As previously disclosed, on August 25, 2021, Ranor, Inc. ("Ranor"), a wholly owned subsidiary of TechPrecision Corporation (the "Company"), along with certain affiliates of the Company, entered into that certain Amended and Restated Loan Agreement (the "Amended and Restated Loan Agreement") with Berkshire Bank under which, among other things, Berkshire Bank continued a term loan made to Ranor in the original principal amount of $2,850,000 (the "Ranor Term Loan").
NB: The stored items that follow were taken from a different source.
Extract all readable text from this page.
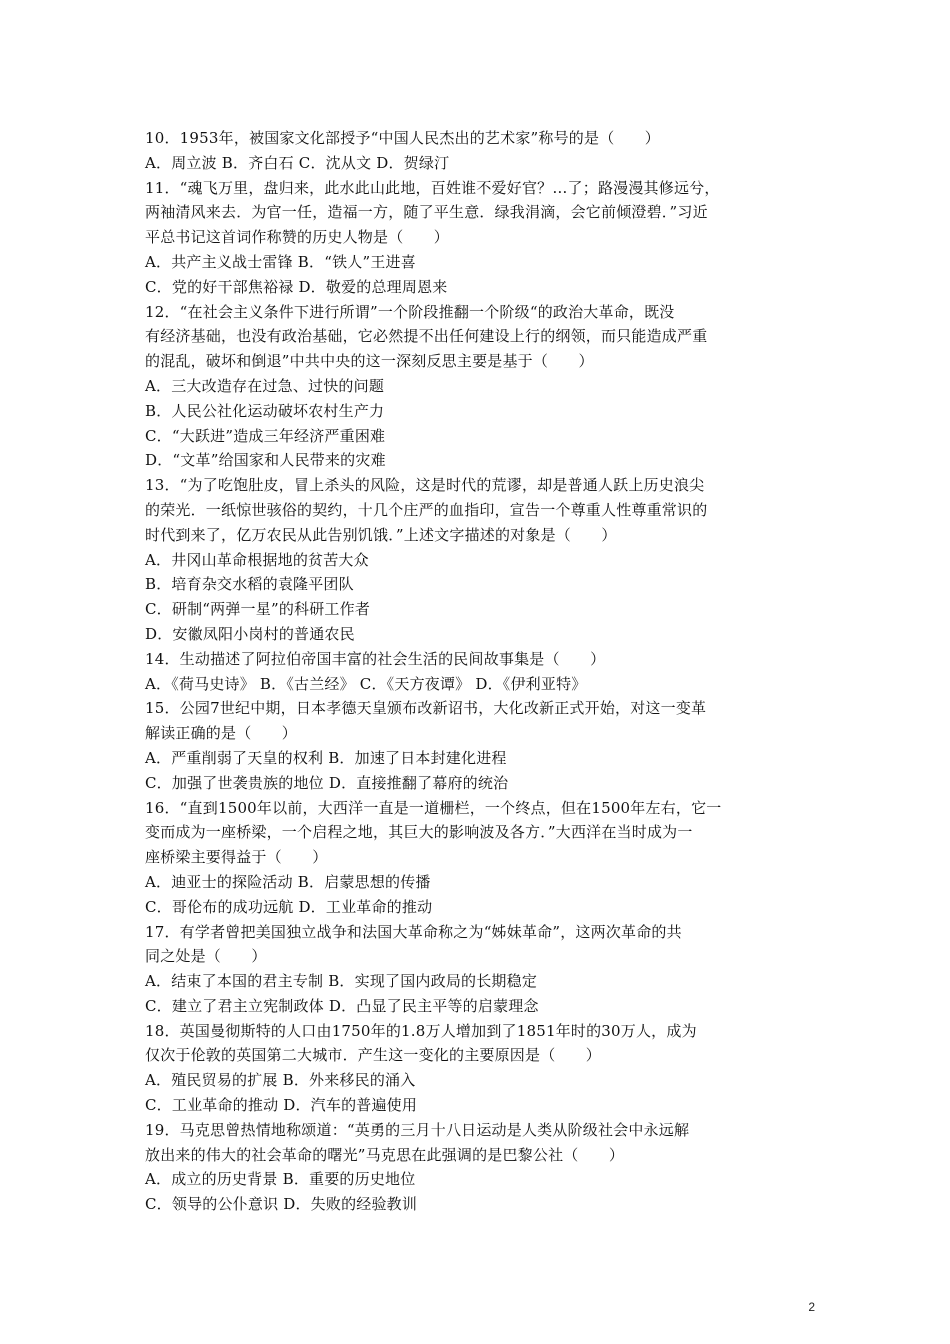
10．1953年，被国家文化部授予“中国人民杰出的艺术家”称号的是（　　）
A．周立波 B．齐白石 C．沈从文 D．贺绿汀
11．“魂飞万里，盘归来，此水此山此地，百姓谁不爱好官？…了；路漫漫其修远兮，
两袖清风来去．为官一任，造福一方，随了平生意．绿我涓滴，会它前倾澄碧．”习近
平总书记这首词作称赞的历史人物是（　　）
A．共产主义战士雷锋 B．“铁人”王进喜
C．党的好干部焦裕禄 D．敬爱的总理周恩来
12．“在社会主义条件下进行所谓”一个阶段推翻一个阶级“的政治大革命，既没
有经济基础，也没有政治基础，它必然提不出任何建设上行的纲领，而只能造成严重
的混乱，破坏和倒退”中共中央的这一深刻反思主要是基于（　　）
A．三大改造存在过急、过快的问题
B．人民公社化运动破坏农村生产力
C．“大跃进”造成三年经济严重困难
D．“文革”给国家和人民带来的灾难
13．“为了吃饱肚皮，冒上杀头的风险，这是时代的荒谬，却是普通人跃上历史浪尖
的荣光．一纸惊世骇俗的契约，十几个庄严的血指印，宣告一个尊重人性尊重常识的
时代到来了，亿万农民从此告别饥饿．”上述文字描述的对象是（　　）
A．井冈山革命根据地的贫苦大众
B．培育杂交水稻的袁隆平团队
C．研制“两弹一星”的科研工作者
D．安徽凤阳小岗村的普通农民
14．生动描述了阿拉伯帝国丰富的社会生活的民间故事集是（　　）
A．《荷马史诗》 B．《古兰经》 C．《天方夜谭》 D．《伊利亚特》
15．公园7世纪中期，日本孝德天皇颁布改新诏书，大化改新正式开始，对这一变革
解读正确的是（　　）
A．严重削弱了天皇的权利 B．加速了日本封建化进程
C．加强了世袭贵族的地位 D．直接推翻了幕府的统治
16．“直到1500年以前，大西洋一直是一道栅栏，一个终点，但在1500年左右，它一
变而成为一座桥梁，一个启程之地，其巨大的影响波及各方．”大西洋在当时成为一
座桥梁主要得益于（　　）
A．迪亚士的探险活动 B．启蒙思想的传播
C．哥伦布的成功远航 D．工业革命的推动
17．有学者曾把美国独立战争和法国大革命称之为“姊妹革命”，这两次革命的共
同之处是（　　）
A．结束了本国的君主专制 B．实现了国内政局的长期稳定
C．建立了君主立宪制政体 D．凸显了民主平等的启蒙理念
18．英国曼彻斯特的人口由1750年的1.8万人增加到了1851年时的30万人，成为
仅次于伦敦的英国第二大城市．产生这一变化的主要原因是（　　）
A．殖民贸易的扩展 B．外来移民的涌入
C．工业革命的推动 D．汽车的普遍使用
19．马克思曾热情地称颂道：“英勇的三月十八日运动是人类从阶级社会中永远解
放出来的伟大的社会革命的曙光”马克思在此强调的是巴黎公社（　　）
A．成立的历史背景 B．重要的历史地位
C．领导的公仆意识 D．失败的经验教训
2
Under the Amended and Restated Loan Agreement and related loan documents, the Ranor Term Loan had a maturity date of December 20, 2021. As previously disclosed on December 20, 2021 and March 21, 2022, Ranor and certain affiliates of the Company entered into successive amendments to the Amended and Restated Loan Agreement extending the maturity date of the Ranor Term Loan, ultimately to June 16, 2022. On June 16, 2022, Ranor and certain affiliates of the Company entered into a Third Amendment to Amended and Restated Loan Agreement and Third Amendment to Promissory Note (the "Amendment") to further extend the maturity date of the Ranor Term Loan to September 16, 2022. During the prior extensions, the Company was addressing a certain environmental diligence matter raised by Berkshire Bank. Since that diligence matter has now been resolved to Berkshire Bank's apparent satisfaction, the Company expects to commence negotiations of a further amended and restated loan agreement with Berkshire Bank.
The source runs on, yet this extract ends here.